October 30, 2015

Disobedience, punishment, and amazing grace

Daniel 9:1–10:21, 2 Thessalonians 2:1–17, Job 42:1–9

Most parents want their children to obey them. When the child rebels, those parents warn them of the consequences. If disobedience continues, the wise parent may even use those consequences to build an attitude of willing submission. This is not tyranny, abuse, or because the child is annoying them, but a wise decision made by a loving parent.

Why then do many people resist and are even angry about the idea that God is a heavenly Father who wants obedience from His children? He also might use the consequences of disobedience to train His children. This is for our good and not because He is riled.

Daniel was one of the few heroes of the Old Testament who understood that discipline is not a mean retaliation but a mercy.

In Daniel’s prayer of confession, he says: “To the Lord our God belong mercy and forgiveness, for we have rebelled against him and have not obeyed the voice of the Lord our God by walking in his laws, which he set before us by his servants the prophets. All Israel has transgressed your law and turned aside, refusing to obey your voice. And the curse and oath that are written in the Law of Moses the servant of God have been poured out upon us, because we have sinned against him. He has confirmed his words, which he spoke against us and against our rulers who ruled us, by bringing upon us a great calamity. For under the whole heaven there has not been done anything like what has been done against Jerusalem. As it is written in the Law of Moses, all this calamity has come upon us; yet we have not entreated the favor of the Lord our God, turning from our iniquities and gaining insight by your truth. Therefore the Lord has kept ready the calamity and has brought it upon us, for the Lord our God is righteous in all the works that he has done, and we have not obeyed his voice.” (Daniel 9:9–14)

Repeated disobedience brought a calamity. After seventy years in captivity, Israel did learn one thing; they abandoned idolatry and obediently worshiped God only.

Job was not rebellious but he did challenge the wisdom of God. After the Lord spoke to him about what He alone can do, Job answered and said: “I know that you can do all things, and that no purpose of yours can be thwarted. ‘Who is this that hides counsel without knowledge?’ Therefore I have uttered what I did not understand, things too wonderful for me, which I did not know. ‘Hear, and I will speak; I will question you, and you make it known to me.’ I had heard of you by the hearing of the ear, but now my eye sees you; therefore I despise myself, and repent in dust and ashes.” (Job 42:1–6)

Then the Lord turned to Eliphaz, one of Job’s ‘friends’ who accused him of sin. He said, “My anger burns against you and against your two friends, for you have not spoken of me what is right, as my servant Job has. Now therefore take seven bulls and seven rams and go to my servant Job and offer up a burnt offering for yourselves. And my servant Job shall pray for you, for I will accept his prayer not to deal with you according to your folly. For you have not spoken of me what is right, as my servant Job has.” (Job 42:7–8)

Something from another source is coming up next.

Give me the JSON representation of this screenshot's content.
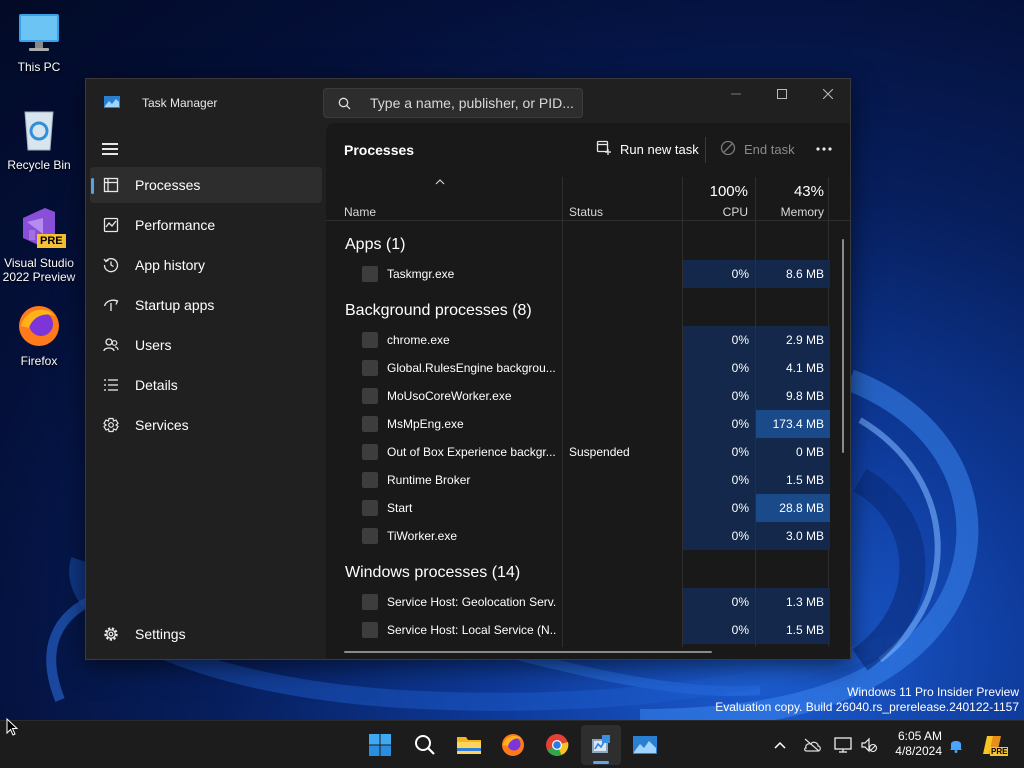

It is God’s prerogative to judge and punish sin. He tells parents to bring up their children in that same “nurture and admonition” but does warn the rest of us to be careful about making judgments. If what we say is not true, then we are in league with “the accuser” of God’s people, the lawless one.

Paul warned about unrighteous judgment also. He said, “For the mystery of lawlessness is already at work. Only he who now restrains it will do so until he is out of the way. And then the lawless one will be revealed, whom the Lord Jesus will kill with the breath of his mouth and bring to nothing by the appearance of his coming. The coming of the lawless one is by the activity of Satan with all power and false signs and wonders, and with all wicked deception for those who are perishing, because they refused to love the truth and so be saved. Therefore God sends them a strong delusion, so that they may believe what is false, in order that all may be condemned who did not believe the truth but had pleasure in unrighteousness.” (2 Thessalonians 2:7–12)

There are people who love their sin more than God, and don’t care about the consequences. Daniel and Job were not in that group. Neither are those who have yielded their lives to Jesus Christ. Of them, Paul writes, “Now may our Lord Jesus Christ himself, and God our Father, who loved us and gave us eternal comfort and good hope through grace, comfort your hearts and establish them in every good work and word.” (2 Thessalonians 2:16–17)

The well-known song, Amazing Grace, says, “Once I was lost, but now am found, blind but now I see . . . .” the way to this blessing is to follow Daniel and Job in their prayers of repentance and submission, knowing and believing the truth and desiring to be obedient to our Heavenly Father, yet the only reason we are able to think or act this way is because of the amazing grace of our God.